My next few posts will be all over the map as I attempt to catch up on my trip so far. And I have a lot to write about - about stony Edinburgh and sea-bound Cornwall and the magical properties of Liverpool. But first, here’s where I am now.
I arrived back in London almost four months to the day that I first came to the UK - something that I didn’t realize until I was already here, but that seems fitting. This city has an excess of gravity, I think; like a planet, it causes everything that falls into its orbit to either revolve around it endlessly or give in and come back. There are a lot of ‘ifs’ at play, too, of course. If I had found a job in Edinburgh… If I’d enjoyed St. Ives more…
But in the end, London’s gravity was strong enough to hold me, and I came back. And I am happy here, despite not yet having a job or a permanent place to stay, happy enough to realize just how much I wasn’t enjoying the last place I was in. But enough of that. This post is for the here and now.

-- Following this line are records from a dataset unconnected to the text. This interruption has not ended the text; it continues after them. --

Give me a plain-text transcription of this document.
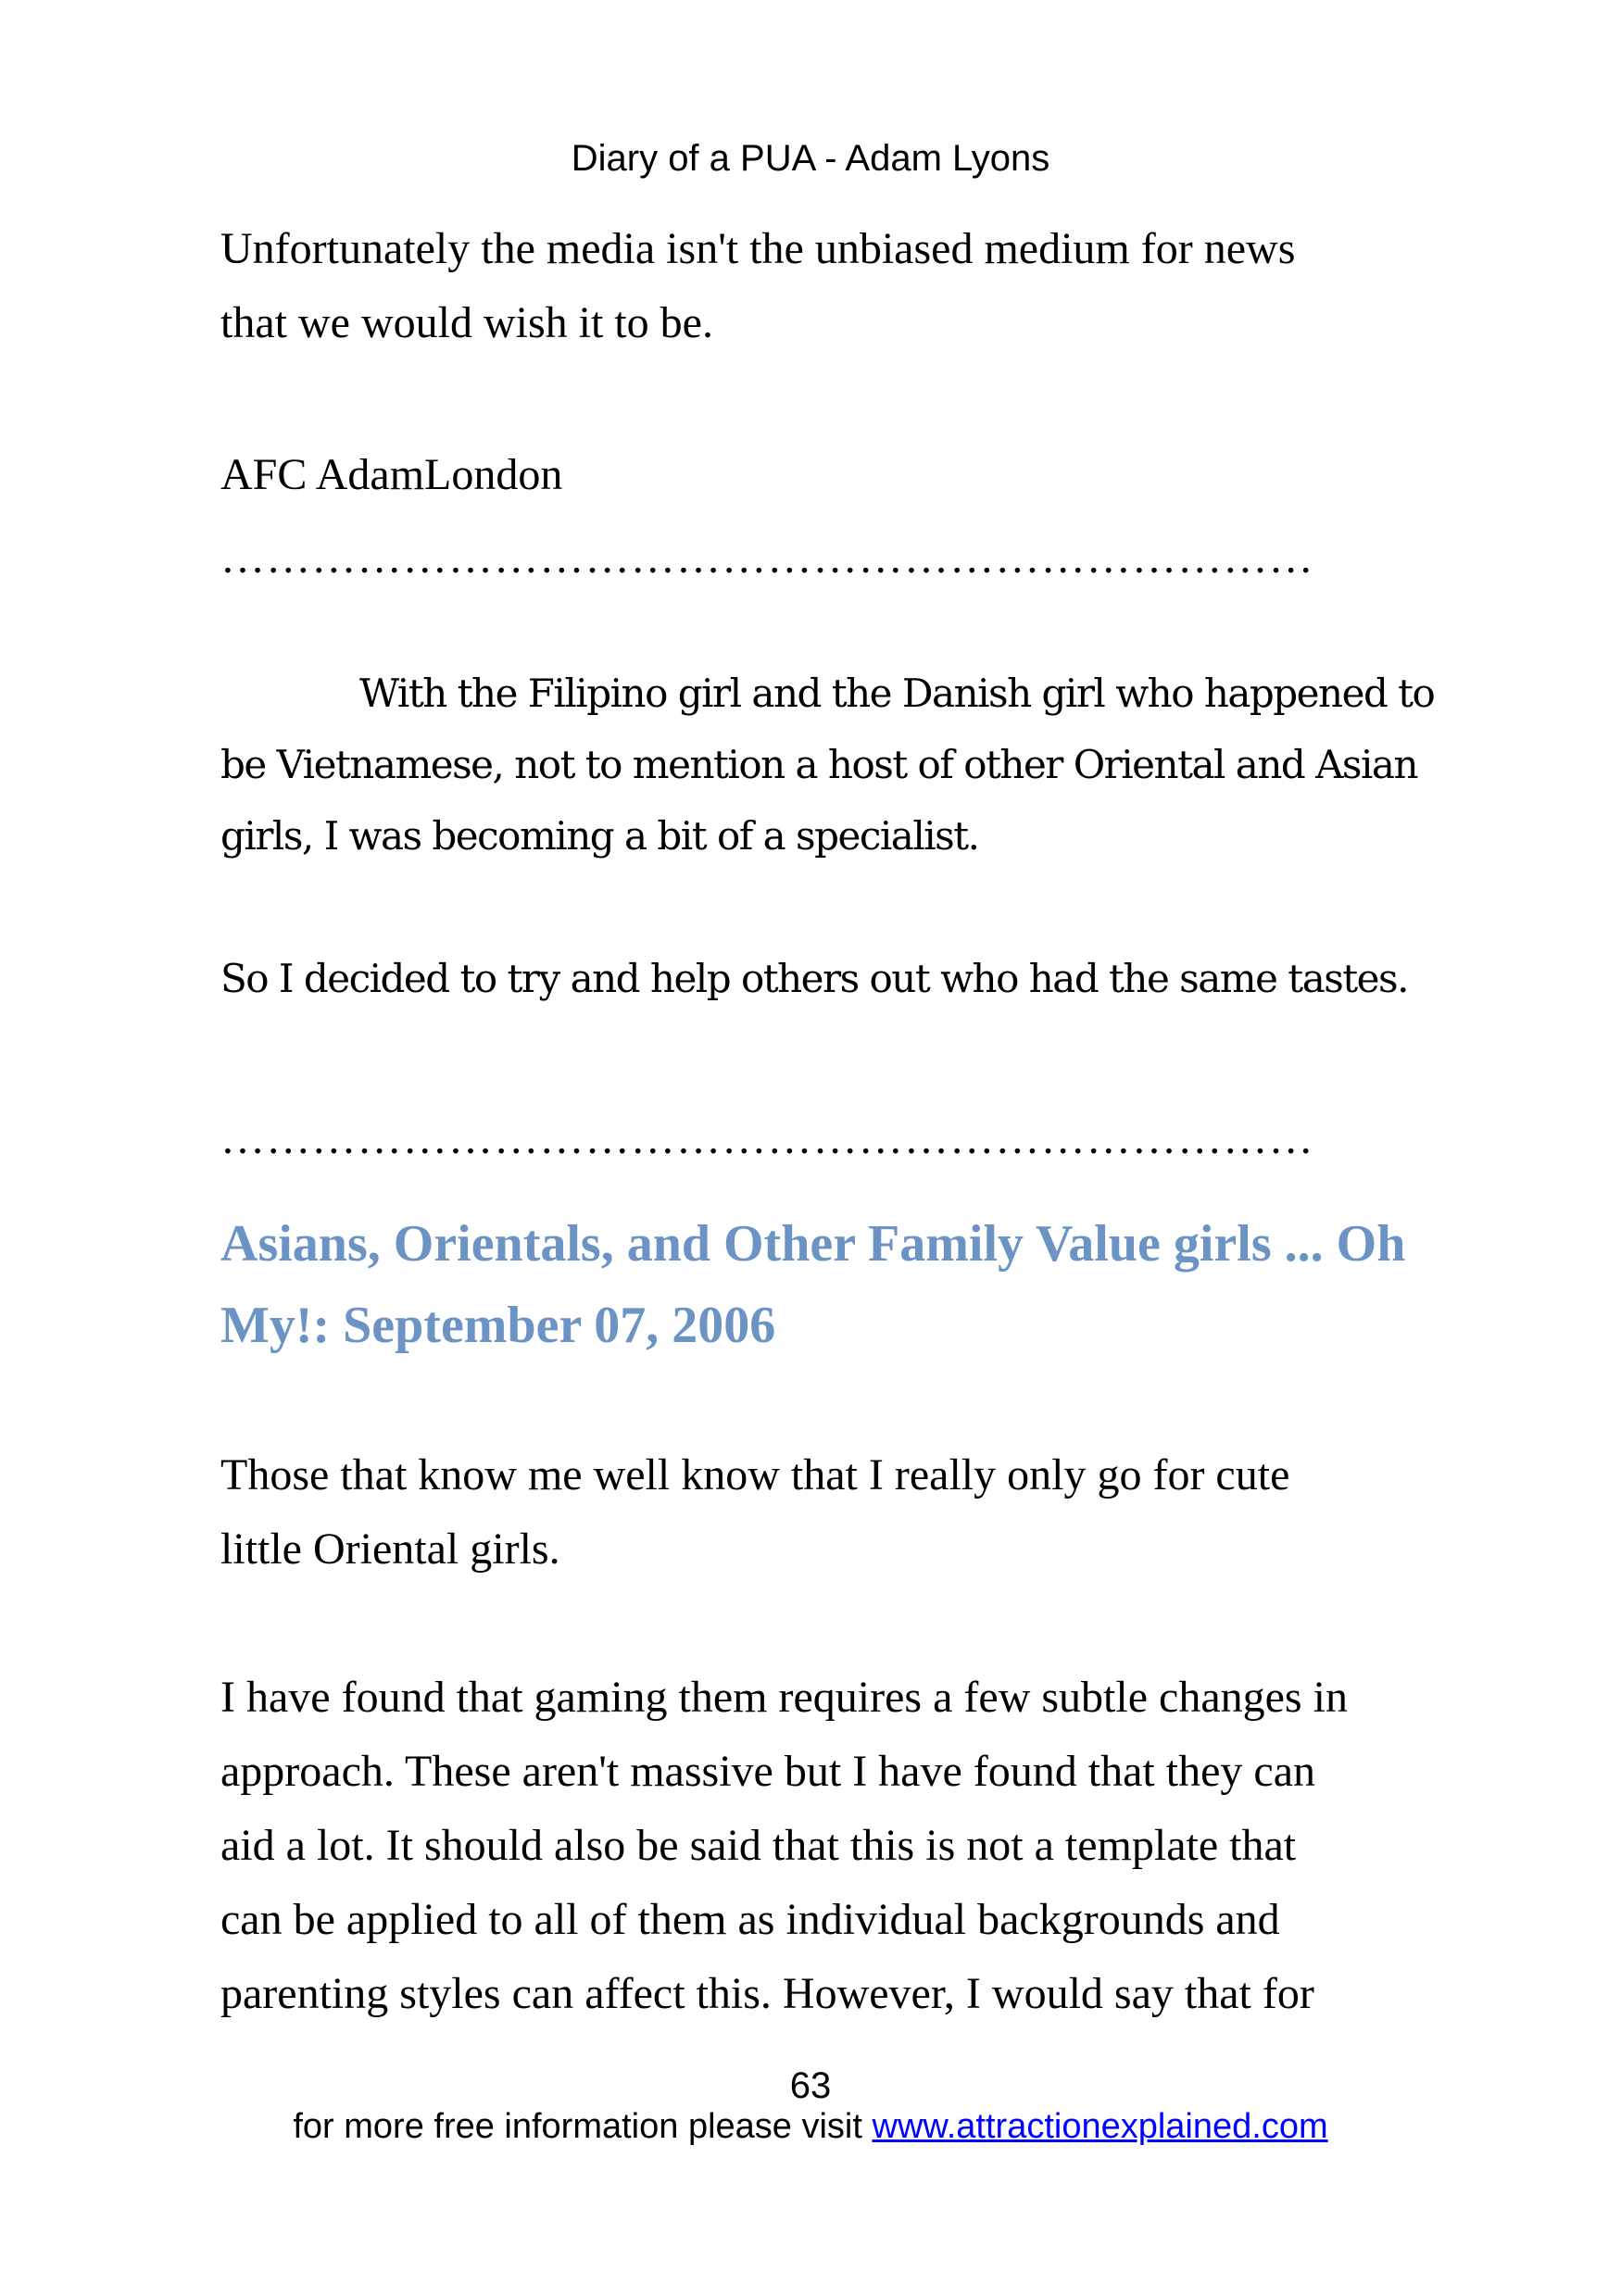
Diary of a PUA - Adam Lyons

Unfortunately the media isn't the unbiased medium for news
that we would wish it to be.

AFC AdamLondon

………………………………………………………………

With the Filipino girl and the Danish girl who happened to
be Vietnamese, not to mention a host of other Oriental and Asian
girls, I was becoming a bit of a specialist.

So I decided to try and help others out who had the same tastes.

………………………………………………………………
Asians, Orientals, and Other Family Value girls ... Oh
My!: September 07, 2006

Those that know me well know that I really only go for cute
little Oriental girls.

I have found that gaming them requires a few subtle changes in
approach. These aren't massive but I have found that they can
aid a lot. It should also be said that this is not a template that
can be applied to all of them as individual backgrounds and
parenting styles can affect this. However, I would say that for

63
for more free information please visit www.attractionexplained.com
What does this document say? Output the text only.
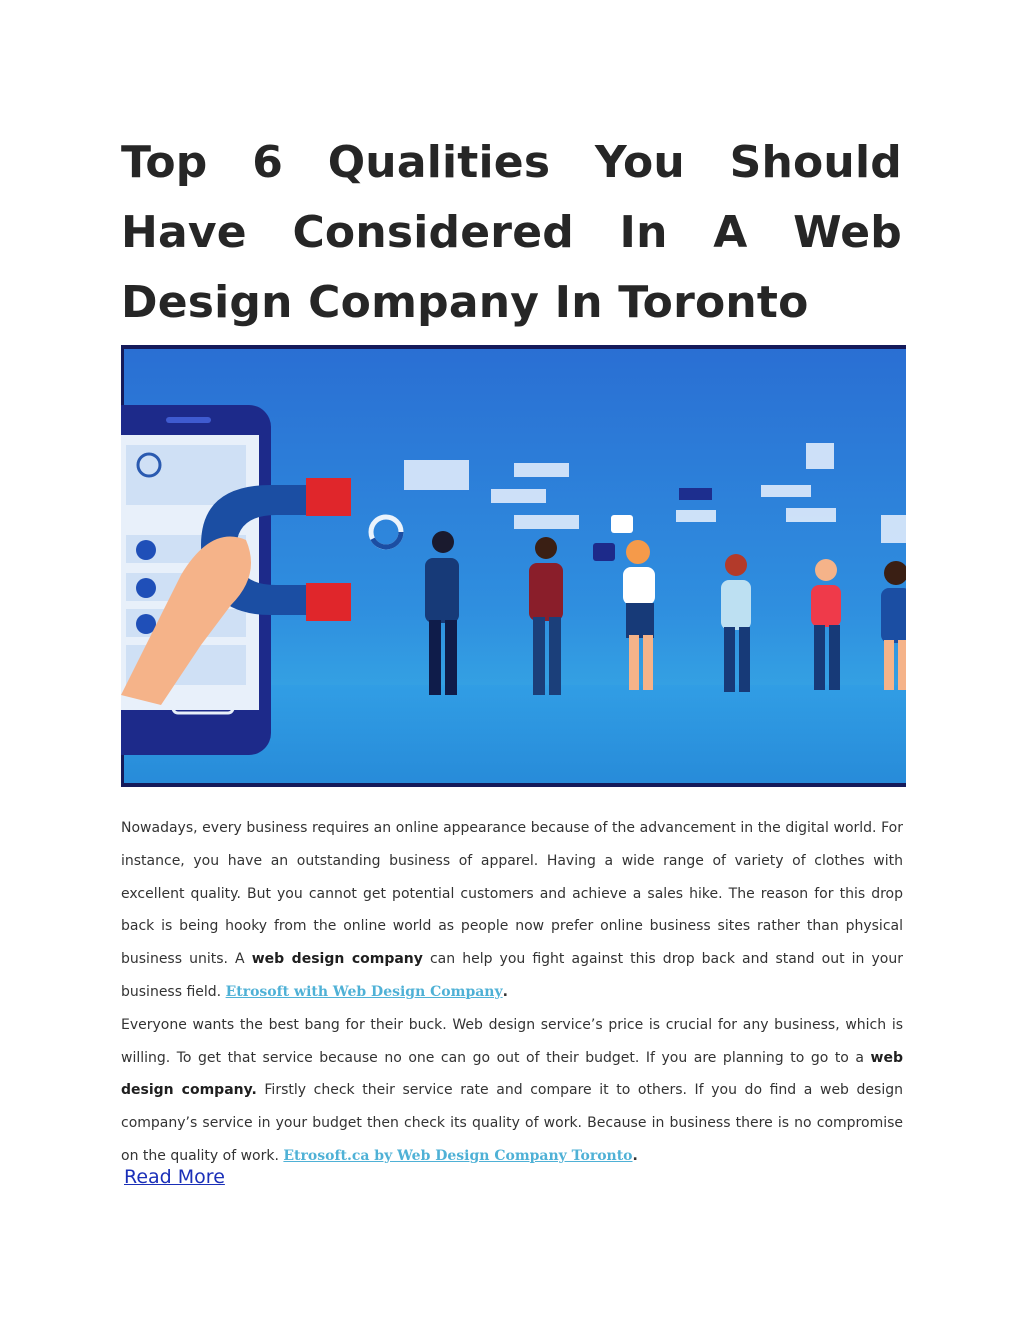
Top 6 Qualities You Should
Have Considered In A Web
Design Company In Toronto

Nowadays, every business requires an online appearance because of the advancement in the digital world. For instance, you have an outstanding business of apparel. Having a wide range of variety of clothes with excellent quality. But you cannot get potential customers and achieve a sales hike. The reason for this drop back is being hooky from the online world as people now prefer online business sites rather than physical business units. A web design company can help you fight against this drop back and stand out in your business field. Etrosoft with Web Design Company.

Everyone wants the best bang for their buck. Web design service’s price is crucial for any business, which is willing. To get that service because no one can go out of their budget. If you are planning to go to a web design company. Firstly check their service rate and compare it to others. If you do find a web design company’s service in your budget then check its quality of work. Because in business there is no compromise on the quality of work. Etrosoft.ca by Web Design Company Toronto.

Read More
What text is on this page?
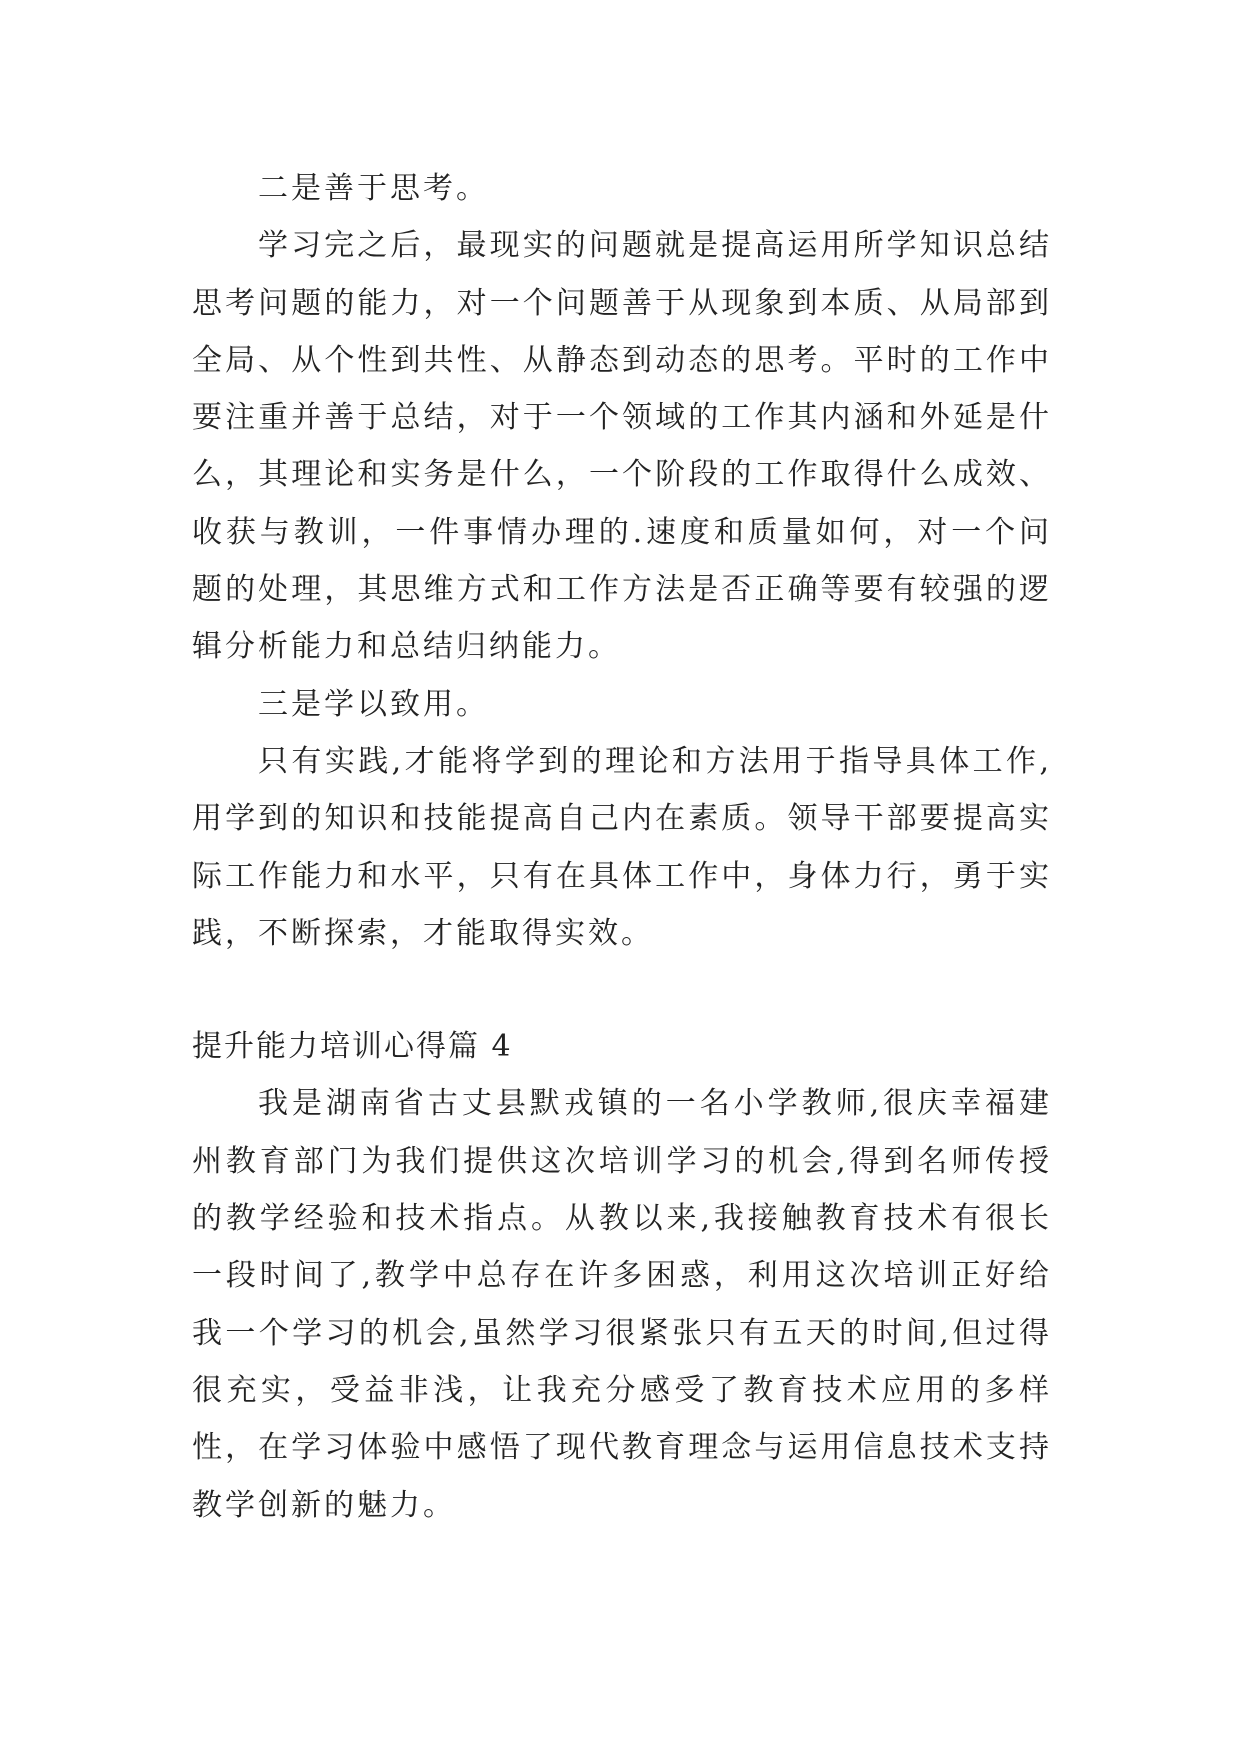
二是善于思考。

学习完之后，最现实的问题就是提高运用所学知识总结思考问题的能力，对一个问题善于从现象到本质、从局部到全局、从个性到共性、从静态到动态的思考。平时的工作中要注重并善于总结，对于一个领域的工作其内涵和外延是什么，其理论和实务是什么，一个阶段的工作取得什么成效、收获与教训，一件事情办理的.速度和质量如何，对一个问题的处理，其思维方式和工作方法是否正确等要有较强的逻辑分析能力和总结归纳能力。

三是学以致用。

只有实践,才能将学到的理论和方法用于指导具体工作,用学到的知识和技能提高自己内在素质。领导干部要提高实际工作能力和水平，只有在具体工作中，身体力行，勇于实践，不断探索，才能取得实效。

提升能力培训心得篇 4

我是湖南省古丈县默戎镇的一名小学教师,很庆幸福建州教育部门为我们提供这次培训学习的机会,得到名师传授的教学经验和技术指点。从教以来,我接触教育技术有很长一段时间了,教学中总存在许多困惑，利用这次培训正好给我一个学习的机会,虽然学习很紧张只有五天的时间,但过得很充实，受益非浅，让我充分感受了教育技术应用的多样性，在学习体验中感悟了现代教育理念与运用信息技术支持教学创新的魅力。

Samuel Johnson once said “when a man is tired of London, he is tired of life; for there is in London all that life can afford,” and I think that is even more true now than it was in his time. In just five days, I have found dinosaurs, English majors, businessmen with Disney-character ties, an Indian music video shoot, most of the known species of butterfly in the world, part of a spaceship, comic shops that I won’t let myself buy anything from until I’ve found a flat, people asking me for directions, a giant statue of Freddy Mercury, a theatre built into the side of an underpass, Shakespearean plays, a painting come to life, and a fairy-tale castle with seven dreaming princesses, among other things.
I did not find Paddington Bear, despite looking high and low.
And now I am sitting in the courtyard of the Natural History Museum, one my favourite public spaces anywhere. I’ve found a small patch of sun between the trees, and the cup of tea beside me helps chase the last of the early autumn chill away. When I am finished typing this, I will go across the street to the Victoria & Albert Museum, to look at a collection of 60s rock‘n’roll photographs, and then I will take the Tube and spend my afternoon wandering Bloomsbury, looking for places to apply for work. Bookish Bloomsbury, which is fast becoming one of my favourite parts of London
No, I don’t think I will tire of this city. Because in London, to find your way to the riverside, you don’t follow the yellow-brick road. Instead, there’s a path lit by orange streetlights for you.